The Republican presidential candidates will square off tonight in Michigan in a CNBC debate on the economy, and Alexander Burns of Politico notes that they will no longer be trying to make a first impression. Instead, Burns writes, the GOP primary is about to enter the elimination round with about two months to go before the Iowa caucuses. Click here for the story.
Dorothy Rabinowitz of the Wall Street Journal writes that Newt Gingrich, left for dead months ago, can still win the GOP nomination.
Whoever his competitors are in Iowa and beyond, Mr. Gingrich faces a hard fight for the nomination. His greatest asset lies in his capacity to speak to Americans as he has done, with such potency, during the Republican debates. No candidate in the field comes close to his talent for connection. There’s no underestimating the importance of such a power in the presidential election ahead, or any other one.

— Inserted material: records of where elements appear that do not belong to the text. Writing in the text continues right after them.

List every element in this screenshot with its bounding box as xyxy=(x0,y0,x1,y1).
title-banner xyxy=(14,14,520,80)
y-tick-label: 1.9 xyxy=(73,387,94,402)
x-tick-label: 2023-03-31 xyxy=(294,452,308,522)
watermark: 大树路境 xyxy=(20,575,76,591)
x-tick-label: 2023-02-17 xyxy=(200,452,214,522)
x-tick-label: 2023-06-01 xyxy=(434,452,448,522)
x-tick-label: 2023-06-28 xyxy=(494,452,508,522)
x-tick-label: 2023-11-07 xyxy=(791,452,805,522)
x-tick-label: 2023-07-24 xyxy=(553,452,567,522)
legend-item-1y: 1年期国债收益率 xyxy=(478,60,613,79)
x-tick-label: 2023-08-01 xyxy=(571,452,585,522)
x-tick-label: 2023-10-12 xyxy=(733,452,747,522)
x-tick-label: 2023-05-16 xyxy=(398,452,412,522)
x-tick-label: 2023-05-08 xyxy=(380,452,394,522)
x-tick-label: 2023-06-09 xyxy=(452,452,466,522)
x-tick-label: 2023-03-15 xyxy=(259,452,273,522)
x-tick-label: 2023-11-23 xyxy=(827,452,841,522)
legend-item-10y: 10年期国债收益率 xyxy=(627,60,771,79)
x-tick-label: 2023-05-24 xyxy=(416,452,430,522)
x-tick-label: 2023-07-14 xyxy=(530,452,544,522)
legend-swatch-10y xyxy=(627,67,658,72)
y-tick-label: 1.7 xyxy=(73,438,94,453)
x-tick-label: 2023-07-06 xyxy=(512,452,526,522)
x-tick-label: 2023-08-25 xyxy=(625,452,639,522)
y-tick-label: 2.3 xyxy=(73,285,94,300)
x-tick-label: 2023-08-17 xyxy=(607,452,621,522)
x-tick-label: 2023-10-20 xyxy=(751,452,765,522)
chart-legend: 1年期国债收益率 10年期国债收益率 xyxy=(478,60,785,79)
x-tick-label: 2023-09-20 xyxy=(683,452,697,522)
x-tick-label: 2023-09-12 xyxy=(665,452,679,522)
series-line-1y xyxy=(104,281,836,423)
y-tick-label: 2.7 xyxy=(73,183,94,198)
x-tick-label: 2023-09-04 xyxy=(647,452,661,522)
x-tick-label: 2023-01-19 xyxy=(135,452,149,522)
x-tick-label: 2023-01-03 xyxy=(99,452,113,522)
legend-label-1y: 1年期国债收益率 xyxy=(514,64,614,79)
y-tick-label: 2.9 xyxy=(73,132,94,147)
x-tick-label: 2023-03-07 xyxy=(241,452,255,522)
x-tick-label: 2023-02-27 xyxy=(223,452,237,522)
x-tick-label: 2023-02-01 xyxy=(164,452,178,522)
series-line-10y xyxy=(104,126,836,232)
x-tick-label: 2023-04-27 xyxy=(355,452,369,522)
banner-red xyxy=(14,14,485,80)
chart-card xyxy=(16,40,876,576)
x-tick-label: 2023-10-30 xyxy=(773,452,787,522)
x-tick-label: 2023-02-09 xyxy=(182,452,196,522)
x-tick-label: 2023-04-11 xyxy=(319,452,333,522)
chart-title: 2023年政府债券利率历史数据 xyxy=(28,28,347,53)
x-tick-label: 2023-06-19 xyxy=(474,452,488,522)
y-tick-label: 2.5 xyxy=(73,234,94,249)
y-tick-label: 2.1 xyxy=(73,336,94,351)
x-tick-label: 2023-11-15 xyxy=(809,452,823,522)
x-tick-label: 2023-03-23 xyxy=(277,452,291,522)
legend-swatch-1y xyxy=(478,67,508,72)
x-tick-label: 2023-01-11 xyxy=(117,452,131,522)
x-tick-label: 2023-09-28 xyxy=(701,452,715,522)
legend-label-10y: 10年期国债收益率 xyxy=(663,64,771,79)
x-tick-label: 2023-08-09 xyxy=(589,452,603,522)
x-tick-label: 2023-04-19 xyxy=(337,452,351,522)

His rise in the polls suggests that more and more Republicans are absorbing that fact, along with the possibility that Mr. Gingrich’s qualifications all ‘round could well make him the most formidable contender for the contest with Barack Obama.
Click here for the entire story.
A Washington Post/ABC News poll released today shows that most Americans see an increasingly large gap between rich and poor, and want the federal government to intervene in an attempt to address the disparity.
A happy 76th birthday to Bob Gibson, the greatest right-handed pitcher of all time (at least in my book). And Whitey Herzog turns 80 today.